L’action du DLA n’est pas mise en oeuvre directement par l’Etat : elle est déléguée territorialement à des associations où des chargés de mission réalisent des « diagnostics partagés » avec les associations volontaires, sur la base desquels sont ensuite proposés des accompagnements gratuits accomplis par des consultants. Cette intervention ne va pas être neutre pour les associations bénéficiaires ; dans le cadre de notre travail de thèse [1], nous avons vu que cela participe à l’implantation de dispositifs de gestion et à faire naître une préoccupation du travail dans ces structures, encourage la diversification de leurs ressources, etc. : des effets que nous pouvons qualifier de « professionnalisation contemporaine » (Boussard, 2014) et qui contribuent à faire des associations de véritables « entreprises associatives » (Marchal, 1992 ; Hély, 2009). Dans cet article, il ne sera pas question d’étudier l’impact du recours aux consultants, cela sera l’objet d’autres contributions ; ici, nous nous intéresserons au rôle du DLA dans l’émergence d’un marché du conseil spécifique aux associations. Aussi, nous nous interrogerons : qui sont ces consultants qui participent à la transformation des pratiques associatives ?

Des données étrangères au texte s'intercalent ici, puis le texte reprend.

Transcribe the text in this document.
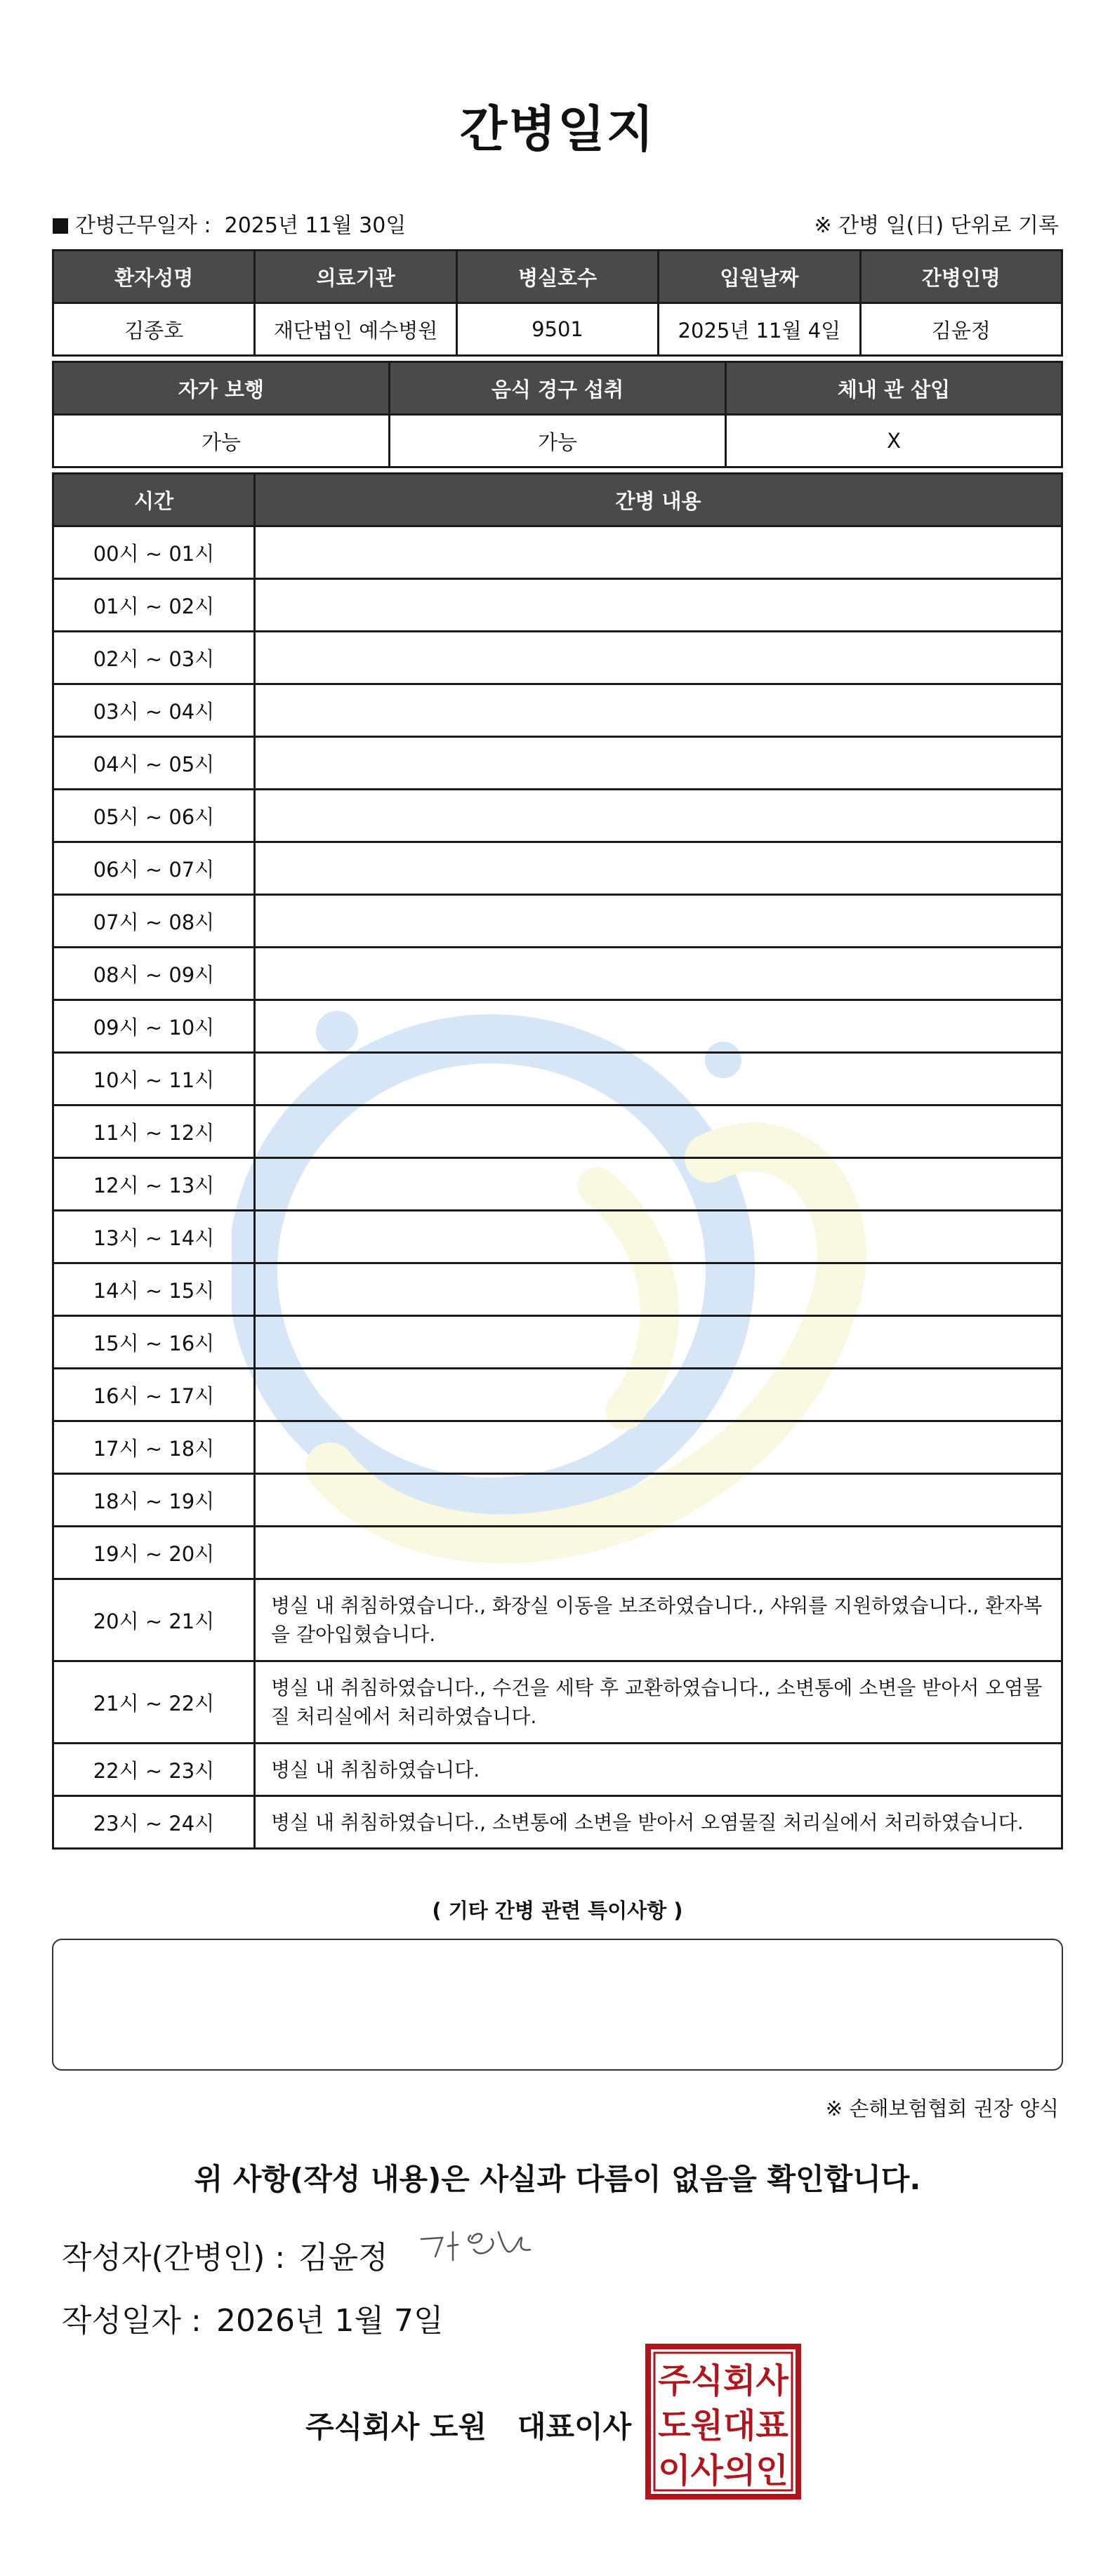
간병일지
간병근무일자 : 2025년 11월 30일	※ 간병 일(日) 단위로 기록
환자성명	의료기관	병실호수	입원날짜	간병인명
김종호	재단법인 예수병원	9501	2025년 11월 4일	김윤정
자가 보행	음식 경구 섭취	체내 관 삽입
가능	가능	X
시간	간병 내용
00시 ~ 01시	
01시 ~ 02시	
02시 ~ 03시	
03시 ~ 04시	
04시 ~ 05시	
05시 ~ 06시	
06시 ~ 07시	
07시 ~ 08시	
08시 ~ 09시	
09시 ~ 10시	
10시 ~ 11시	
11시 ~ 12시	
12시 ~ 13시	
13시 ~ 14시	
14시 ~ 15시	
15시 ~ 16시	
16시 ~ 17시	
17시 ~ 18시	
18시 ~ 19시	
19시 ~ 20시	
20시 ~ 21시	병실 내 취침하였습니다., 화장실 이동을 보조하였습니다., 샤워를 지원하였습니다., 환자복을 갈아입혔습니다.
21시 ~ 22시	병실 내 취침하였습니다., 수건을 세탁 후 교환하였습니다., 소변통에 소변을 받아서 오염물질 처리실에서 처리하였습니다.
22시 ~ 23시	병실 내 취침하였습니다.
23시 ~ 24시	병실 내 취침하였습니다., 소변통에 소변을 받아서 오염물질 처리실에서 처리하였습니다.
( 기타 간병 관련 특이사항 )
※ 손해보험협회 권장 양식
위 사항(작성 내용)은 사실과 다름이 없음을 확인합니다.
작성자(간병인) : 김윤정
작성일자 : 2026년 1월 7일
주식회사 도원   대표이사
주식회사
도원대표
이사의인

Dans un premier temps, nous reviendrons sur l’histoire des consultants et d’une offre et d’une demande en consulting. Nous étudierons ensuite le rôle du DLA dans la solvabilisation du recours aux consultants associatifs et la structuration d’un marché spécifique à ce secteur. Pour finir, à travers une approche statistique et le portrait de deux d’entre eux, c’est l’identité de ces consultants qui nous intéressera.

Petite histoire des consultants : le plan Marshall et le conseil aux grandes entreprises

La sociogenèse de la fonction de consultant a fait l’objet de nombreux travaux. Odile Henry (2006 ; 2012), mais aussi Michel Villette (2003), font remonter cette généalogie au début du xxe siècle avec la figure de l’« ingénieur-conseil ». Ces « guérisseurs de l’économie » (Henry, 2012) vont progressivement émerger et se structurer autour des idées de rationalisation, d’organisation du travail et des professions (Denord et Henry, 2007), telles qu’elles ont été développées par Frederick Winslow Taylor (1856-1915), Henri Fayol (1841-1925) ou encore Henry Le Chatelier (1850-1936). Comme l’explique Valérie Boussard (2009), ces ingénieurs du début du siècle, qui se spécialisent dans le conseil aux entreprises, « se définissent comme des savants préoccupés de faire pénétrer la méthode et l’esprit scientifique dans l’entreprise ».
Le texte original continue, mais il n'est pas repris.